First published by Little White Lies
The traditional slasher is typically a numbers game. A group of characters is introduced, and then, as the killers starts stalking, stabbing and skewering, we witness the torturous tally unfold, trying to guess in which order the ill-fated fools will fall, and who, if anybody, will survive. While Guinea Pigs (aka The Facility) broadly conforms to this body count principle, the killer is a chemical rather than a human agent, and the sequence of woes is schematically pre-determined. For here, the victims are seven volunteers trialling a new pharmaceutical product (called PRO-9) in an isolated clinic, and over one long, very dark night, all will succumb to its deleterious side-effects (nausea, disorientation, inflammation, psychotic violence) according to the precise order in which the drug was administered to each of them. Save for those ‘controls’ lucky enough to have received placebos, these ‘guinea pigs, injected at precise one-hour intervals, will all transform, one by one, into rampaging trippers, a danger as much to themselves as to others.

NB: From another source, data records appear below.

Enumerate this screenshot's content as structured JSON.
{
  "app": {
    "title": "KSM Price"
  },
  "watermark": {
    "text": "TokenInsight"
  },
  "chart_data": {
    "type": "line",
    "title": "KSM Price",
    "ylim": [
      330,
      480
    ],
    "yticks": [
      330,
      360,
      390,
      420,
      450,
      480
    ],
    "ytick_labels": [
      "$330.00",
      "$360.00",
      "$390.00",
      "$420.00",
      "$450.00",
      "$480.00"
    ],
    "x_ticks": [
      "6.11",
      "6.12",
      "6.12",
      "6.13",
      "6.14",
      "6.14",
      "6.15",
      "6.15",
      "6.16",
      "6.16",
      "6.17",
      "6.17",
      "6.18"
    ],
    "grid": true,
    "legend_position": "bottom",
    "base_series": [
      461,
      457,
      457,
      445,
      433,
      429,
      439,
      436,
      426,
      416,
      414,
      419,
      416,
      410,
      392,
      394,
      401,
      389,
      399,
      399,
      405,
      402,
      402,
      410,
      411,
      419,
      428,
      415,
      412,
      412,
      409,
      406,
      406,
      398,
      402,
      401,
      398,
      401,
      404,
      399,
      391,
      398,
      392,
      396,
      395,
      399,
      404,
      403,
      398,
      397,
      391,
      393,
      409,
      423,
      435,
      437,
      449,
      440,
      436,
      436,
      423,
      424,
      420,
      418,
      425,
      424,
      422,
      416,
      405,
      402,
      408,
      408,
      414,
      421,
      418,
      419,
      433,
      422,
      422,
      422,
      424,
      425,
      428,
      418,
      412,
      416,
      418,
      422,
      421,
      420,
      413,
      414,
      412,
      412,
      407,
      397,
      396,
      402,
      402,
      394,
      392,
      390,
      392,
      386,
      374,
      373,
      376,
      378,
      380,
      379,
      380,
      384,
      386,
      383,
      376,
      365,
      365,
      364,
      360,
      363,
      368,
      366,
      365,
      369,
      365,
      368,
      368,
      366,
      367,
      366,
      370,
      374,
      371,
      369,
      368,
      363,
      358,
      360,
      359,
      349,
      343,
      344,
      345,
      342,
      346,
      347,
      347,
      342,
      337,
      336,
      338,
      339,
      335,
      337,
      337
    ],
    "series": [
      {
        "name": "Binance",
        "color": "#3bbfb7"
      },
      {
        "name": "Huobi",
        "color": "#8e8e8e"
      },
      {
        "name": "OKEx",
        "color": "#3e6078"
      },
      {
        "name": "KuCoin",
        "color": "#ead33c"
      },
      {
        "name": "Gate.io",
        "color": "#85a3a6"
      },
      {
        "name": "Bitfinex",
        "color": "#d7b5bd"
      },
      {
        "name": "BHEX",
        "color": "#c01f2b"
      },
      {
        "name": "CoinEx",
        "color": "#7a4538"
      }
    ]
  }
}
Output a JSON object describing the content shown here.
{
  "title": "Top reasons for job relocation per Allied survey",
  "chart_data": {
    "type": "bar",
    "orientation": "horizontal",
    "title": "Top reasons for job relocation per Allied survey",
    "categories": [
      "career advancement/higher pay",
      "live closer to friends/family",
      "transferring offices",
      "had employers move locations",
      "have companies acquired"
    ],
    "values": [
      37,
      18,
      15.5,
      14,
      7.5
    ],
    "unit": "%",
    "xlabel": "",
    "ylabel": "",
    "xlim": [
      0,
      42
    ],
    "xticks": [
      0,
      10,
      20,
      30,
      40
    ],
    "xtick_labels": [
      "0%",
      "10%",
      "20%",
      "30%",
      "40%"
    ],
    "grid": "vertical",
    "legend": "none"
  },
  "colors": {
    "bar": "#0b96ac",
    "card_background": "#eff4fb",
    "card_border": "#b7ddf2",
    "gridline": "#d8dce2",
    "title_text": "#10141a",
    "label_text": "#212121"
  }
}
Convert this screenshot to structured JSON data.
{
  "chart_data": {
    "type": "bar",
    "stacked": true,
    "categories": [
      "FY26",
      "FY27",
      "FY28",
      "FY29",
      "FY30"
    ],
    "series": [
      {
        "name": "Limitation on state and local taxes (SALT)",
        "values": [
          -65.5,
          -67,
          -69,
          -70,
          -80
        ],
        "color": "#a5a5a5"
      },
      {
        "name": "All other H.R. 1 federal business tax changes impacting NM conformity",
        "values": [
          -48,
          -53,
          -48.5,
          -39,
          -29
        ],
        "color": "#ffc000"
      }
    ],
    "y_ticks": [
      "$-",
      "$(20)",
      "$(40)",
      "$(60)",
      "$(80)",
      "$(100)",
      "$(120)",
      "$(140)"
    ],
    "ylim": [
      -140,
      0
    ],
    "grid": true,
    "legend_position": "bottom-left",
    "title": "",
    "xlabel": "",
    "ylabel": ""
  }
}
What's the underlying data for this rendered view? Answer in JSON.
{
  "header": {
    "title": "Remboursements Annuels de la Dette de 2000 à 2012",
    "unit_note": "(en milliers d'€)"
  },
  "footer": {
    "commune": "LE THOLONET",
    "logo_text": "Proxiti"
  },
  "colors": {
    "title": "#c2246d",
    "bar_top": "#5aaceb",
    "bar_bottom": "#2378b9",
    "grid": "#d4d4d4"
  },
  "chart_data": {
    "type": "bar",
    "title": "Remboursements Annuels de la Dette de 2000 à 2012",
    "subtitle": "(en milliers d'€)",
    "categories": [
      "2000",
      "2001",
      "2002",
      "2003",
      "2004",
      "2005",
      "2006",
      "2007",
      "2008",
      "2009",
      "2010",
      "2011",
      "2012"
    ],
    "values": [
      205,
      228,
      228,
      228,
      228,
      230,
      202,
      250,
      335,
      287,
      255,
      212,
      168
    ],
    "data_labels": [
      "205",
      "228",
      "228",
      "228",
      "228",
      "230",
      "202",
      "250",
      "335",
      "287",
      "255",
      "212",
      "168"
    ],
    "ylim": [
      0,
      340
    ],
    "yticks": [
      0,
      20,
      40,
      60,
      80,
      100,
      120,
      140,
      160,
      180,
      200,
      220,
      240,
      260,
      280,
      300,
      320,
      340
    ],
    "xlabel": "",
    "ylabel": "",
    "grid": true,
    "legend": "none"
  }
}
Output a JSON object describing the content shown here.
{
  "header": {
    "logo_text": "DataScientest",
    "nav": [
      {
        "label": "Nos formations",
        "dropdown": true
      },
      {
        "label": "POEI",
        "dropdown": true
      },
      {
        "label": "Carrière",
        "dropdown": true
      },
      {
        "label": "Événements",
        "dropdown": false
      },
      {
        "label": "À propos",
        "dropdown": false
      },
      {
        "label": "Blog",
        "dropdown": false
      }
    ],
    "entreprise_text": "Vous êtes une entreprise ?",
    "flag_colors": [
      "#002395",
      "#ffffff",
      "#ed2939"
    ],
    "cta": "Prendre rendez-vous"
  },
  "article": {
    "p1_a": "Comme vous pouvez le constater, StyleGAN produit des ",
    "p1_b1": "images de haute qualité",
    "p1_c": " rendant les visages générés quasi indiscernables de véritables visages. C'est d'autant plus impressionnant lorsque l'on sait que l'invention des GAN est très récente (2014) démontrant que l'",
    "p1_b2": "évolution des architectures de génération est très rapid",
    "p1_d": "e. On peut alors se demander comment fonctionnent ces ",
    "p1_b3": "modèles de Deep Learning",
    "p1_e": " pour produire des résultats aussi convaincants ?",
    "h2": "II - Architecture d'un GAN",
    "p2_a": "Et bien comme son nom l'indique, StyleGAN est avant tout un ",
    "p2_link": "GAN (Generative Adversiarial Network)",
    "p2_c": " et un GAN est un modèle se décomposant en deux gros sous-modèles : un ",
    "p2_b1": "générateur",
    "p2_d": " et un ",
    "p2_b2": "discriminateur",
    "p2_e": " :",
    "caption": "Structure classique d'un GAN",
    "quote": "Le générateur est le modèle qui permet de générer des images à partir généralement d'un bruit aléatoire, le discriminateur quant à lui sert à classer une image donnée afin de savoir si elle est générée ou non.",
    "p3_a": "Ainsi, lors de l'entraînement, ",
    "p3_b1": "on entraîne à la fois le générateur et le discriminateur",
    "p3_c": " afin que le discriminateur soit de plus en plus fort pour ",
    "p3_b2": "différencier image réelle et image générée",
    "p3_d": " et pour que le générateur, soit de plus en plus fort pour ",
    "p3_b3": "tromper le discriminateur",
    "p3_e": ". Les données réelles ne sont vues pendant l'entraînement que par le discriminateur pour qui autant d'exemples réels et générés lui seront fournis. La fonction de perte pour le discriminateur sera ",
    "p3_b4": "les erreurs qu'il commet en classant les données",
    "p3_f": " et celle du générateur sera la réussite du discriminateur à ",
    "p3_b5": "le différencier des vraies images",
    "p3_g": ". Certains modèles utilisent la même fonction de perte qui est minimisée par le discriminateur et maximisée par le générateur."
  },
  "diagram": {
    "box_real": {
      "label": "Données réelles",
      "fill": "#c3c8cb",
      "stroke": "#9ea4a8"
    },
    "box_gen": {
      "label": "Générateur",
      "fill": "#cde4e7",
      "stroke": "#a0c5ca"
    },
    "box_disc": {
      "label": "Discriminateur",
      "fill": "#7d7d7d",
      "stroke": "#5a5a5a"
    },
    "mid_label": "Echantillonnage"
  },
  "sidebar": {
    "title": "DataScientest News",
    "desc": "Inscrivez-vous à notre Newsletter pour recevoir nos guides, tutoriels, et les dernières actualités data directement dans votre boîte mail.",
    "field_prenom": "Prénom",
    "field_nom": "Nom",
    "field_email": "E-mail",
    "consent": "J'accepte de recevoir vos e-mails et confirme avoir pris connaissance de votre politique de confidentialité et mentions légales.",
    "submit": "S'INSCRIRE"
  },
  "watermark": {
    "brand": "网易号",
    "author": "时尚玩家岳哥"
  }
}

If, in being the first feature to have been produced through the micro-budget Vertigo School Project (designed to launch the careers of National Film & Television School graduates), Guinea Pigs is something of a pioneering experiment not unlike the prototype drug at its centre, its release history also mirrors the PRO-9’s delayed onset. For Ian Clark’s film, originally scheduled to premiere at FrightFest 2011 but pulled owing to its incompletion, has been a long time coming to the horror festival – and whether the wait has proven salutary is debatable.
What with the obnoxious behaviour of several of the trial subjects, it perhaps takes a while to come into focus, but the real villain here is Big Pharma, whose duty of care is found to be in conflict with the need for profit. Accordingly, we are shown a slick, secretive operation, kept far away from public scrutiny, that is all too happy to exploit the “weak and vulnerable” for a little cash, and to cover up any fallout or even fatalities that might ensue. These are weighty themes if set on a global scale, as in The Constant Gardener, but when they are confined to a facility in the English countryside, and reduced to the slash and dash of genre, they become a little harder to take seriously, especially when the somewhat trite message “corporations are bad” becomes implausibly embodied in an individual named Toby (Jack Doolan). The issue is bigger and more complex than the film can properly accommodate.
The performances here are fine, and the odd thorny moral dilemma is thrown up along with the contents of the patients’ stomachs, but amidst all that running about in the dark, very little real light is cast on the film’s putative subject matter. Everything else is strictly by numbers.